Pasaport tahdidi işlemi bir kimsenin yurt dışına çıkmasını engellemek amacıyla idare tarafından tesis edilen bir idari işlemdir. Dayanağını Pasaport Kanununun 22. maddesinden alan söz konusu işlemin tesisi için idarece herhangi bir mahkeme kararına ihtiyaç duyulmaz.
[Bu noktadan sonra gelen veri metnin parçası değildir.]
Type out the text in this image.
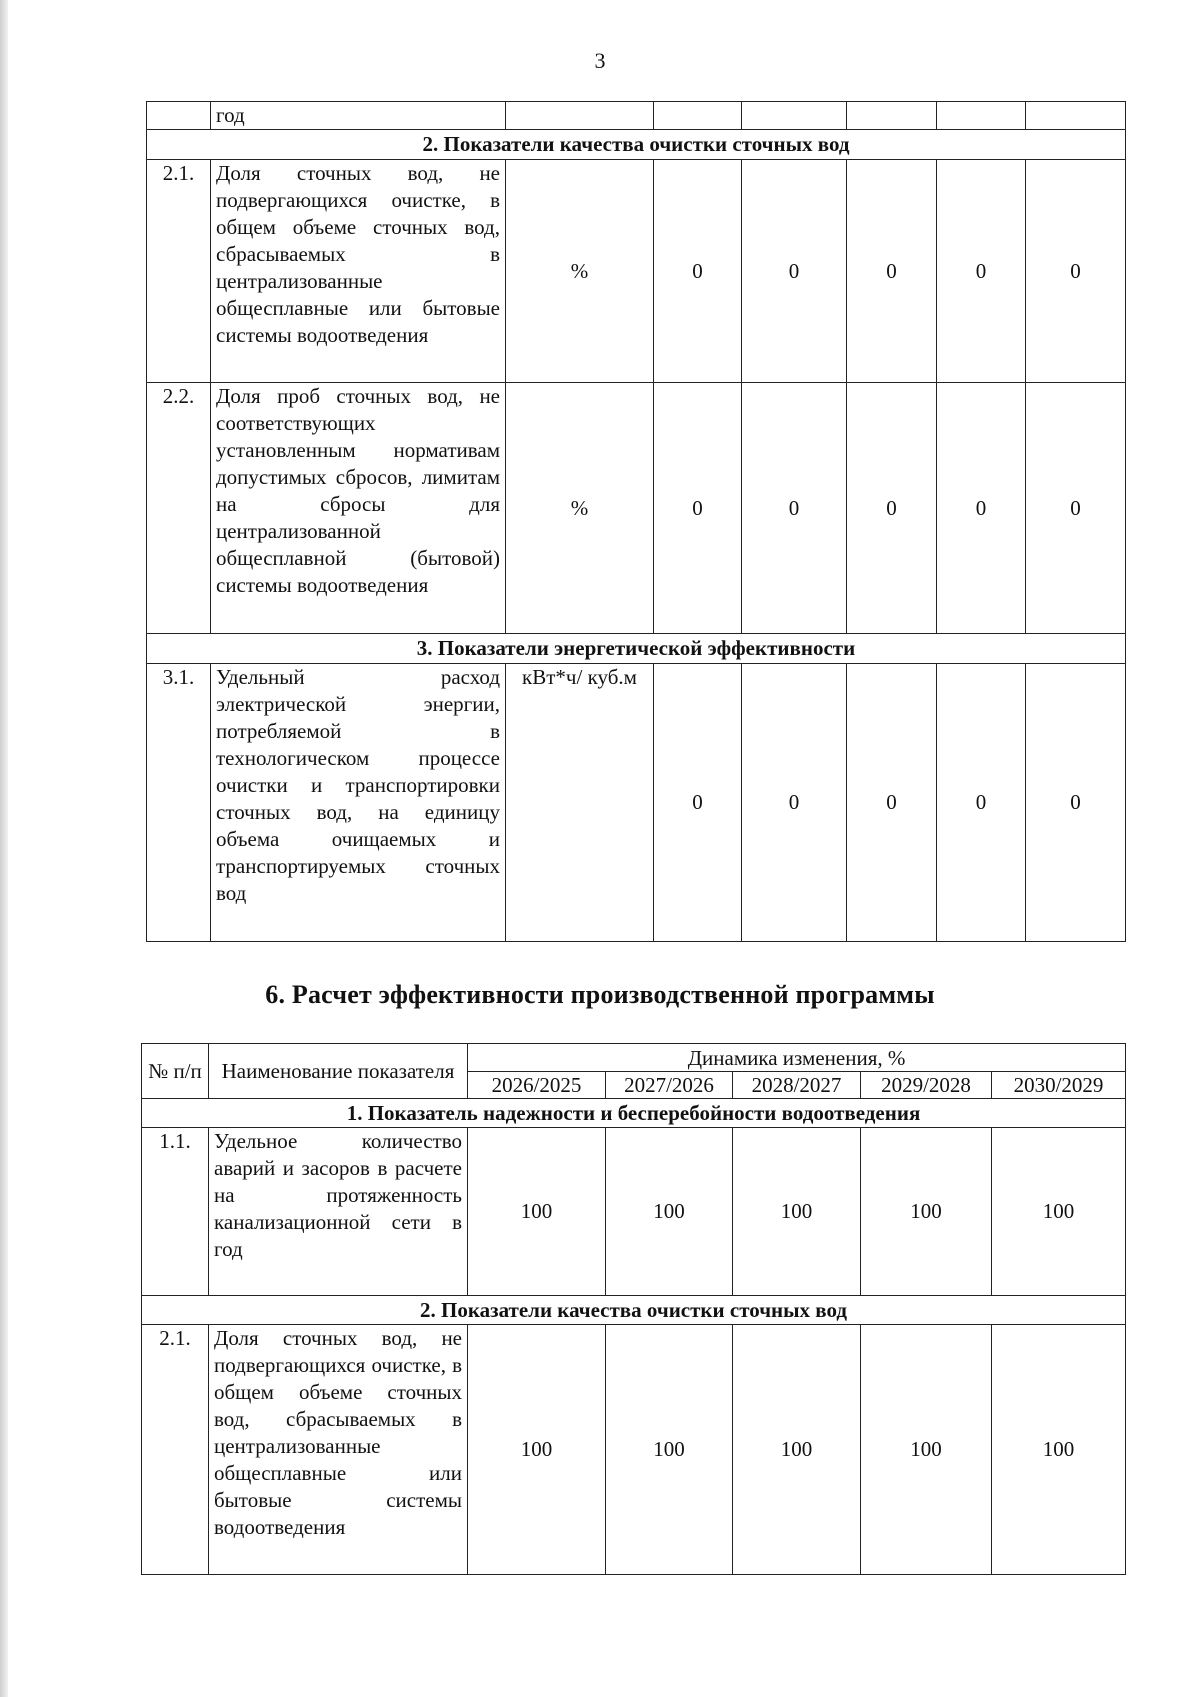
3
	год						
2. Показатели качества очистки сточных вод							
2.1.	Доля сточных вод, не подвергающихся очистке, в общем объеме сточных вод, сбрасываемых в централизованные общесплавные или бытовые системы водоотведения	%	0	0	0	0	0
2.2.	Доля проб сточных вод, не соответствующих установленным нормативам допустимых сбросов, лимитам на сбросы для централизованной общесплавной (бытовой) системы водоотведения	%	0	0	0	0	0
3. Показатели энергетической эффективности							
3.1.	Удельный расход электрической энергии, потребляемой в технологическом процессе очистки и транспортировки сточных вод, на единицу объема очищаемых и транспортируемых сточных вод	кВт*ч/ куб.м	0	0	0	0	0
6. Расчет эффективности производственной программы
№ п/п	Наименование показателя	Динамика изменения, %				
		2026/2025	2027/2026	2028/2027	2029/2028	2030/2029
1. Показатель надежности и бесперебойности водоотведения						
1.1.	Удельное количество аварий и засоров в расчете на протяженность канализационной сети в год	100	100	100	100	100
2. Показатели качества очистки сточных вод						
2.1.	Доля сточных вод, не подвергающихся очистке, в общем объеме сточных вод, сбрасываемых в централизованные общесплавные или бытовые системы водоотведения	100	100	100	100	100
Pasaport tahdidi işlemiyle birlikte pasaport kullanılamaz bir duruma gelecektir. Bu durumda bu işlemin hukuka aykırı olduğunu iddia ediyorsanız idari işleme karşı iptal davası açmalısınız. Belirtmek gerekir ki iptal davasına konu olabilecek tahdit işlemi mahkeme kararı olmaksızın uygulanan işlemdir. Yani bir başka anlatımla ceza mahkemelerince adli kontrol amaçlı verilen yurt dışına çıkma yasaklarında uygulanan pasaport tahdidi işlemi iptal davasına konu edilemez.
İdare tarafından tesis edilen pasaport tahdidi işleminin başta Anayasa olmak üzere tüm mevzuata uygun olması gerekir. Öyle ki işlem, Anayasa tarafından koruma altına alınan, başta seyahat özgürlüğü olmak üzere kişi haklarına müdahale niteliğindedir. Tahdit işleminin hukuka aykırılığı, işlemin taşıması gereken unsurların eksikliğinden kaynaklanabileceği gibi somut olayda oluşan başka nedenlerden ötürü de söz konusu olabilir.
Hukuka aykırı olduğu düşünülen bu kısıtlayıcı işleme karşı iptal davası açmadan önce idareye başvurularak söz konusu pasaport tahdidinin hangi gerekçeyle uygulandığının açıklanması talep edilebilir. İdare tesis ettiği işlemler için geçerli ve gerekçeli bir dayanak oluşturmak zorundadır. Yapılan bu başvuru sonucunda idareden 30 gün içerisinde cevap alınamaması durumunda idare hukukunda zımni ret sayılacağından bu sürenin sona erdiği tarihten itibaren 60 günlük bir süre içerisinde iptal davası açılabilir. Örneğin tahdidi uygulayan idari makama 06/01/2025 günü başvuru yaptınız. İdare herhangi bir cevap vermedi. Başvurudan 30 gün sonra yani 05/02/2025 günü dava açma hakkınız başlayıp bu günden 60 gün sonraya kadar 07/04/2025 gününe kadar hakkınız devam ediyor. Başvuru sonucunda idareden cevap alınması halindeyse cevaba göre bu cevabın tebliğ tarihinden itibaren 60 gün içerisinde dava açılabilir.
Pasaport tahdidinin iptali davasında görevli ve yetkili mahkeme işlemi gerçekleştiren idari makamın bulunduğu yer idare mahkemesidir.
Söz konusu işlem kişinin pasaport kullanımını ve birtakım özgürlüklerini sınırlamanın yanında maddi ve manevi açıdan da zarara uğramasına neden olabilir. Örneğin işlerini yurt dışı bağlantılı olarak yürüten bir kişinin pasaport tahdit işlemiyle karşılaşması maddi açıdan uğrayacağı zararları ve manevi açıdan yaşayacağı çöküntüyü de beraberinde getirebilir. Böylesi bir durumun varlığı halinde kişi işlem neticesinde uğradığı zararı tam yargı davasına konu ederek zararının tazminini talep edebilir.
Pasaport Kanunu m. 22 'de hüküm altına alındığı şekliyle "yabancı memleketlere gitmeleri mahkemelerce yasaklananlar dışında kalanlara, zaruri hallerde Cumhurbaşkanının onayı ile pasaport veya pasaport yerine geçen seyahat vesikası verilebilir." Dolayısıyla zaruri durumların varlığı halinde ilgili makamlara başvurularak pasaport veya seyahat vesikası alınabilir.
Yukarıda kısaca anlatılan bu süreç teknik detaylar barındırdığından alanında uzman bir avukattan destek alınmasını tavsiye ederiz.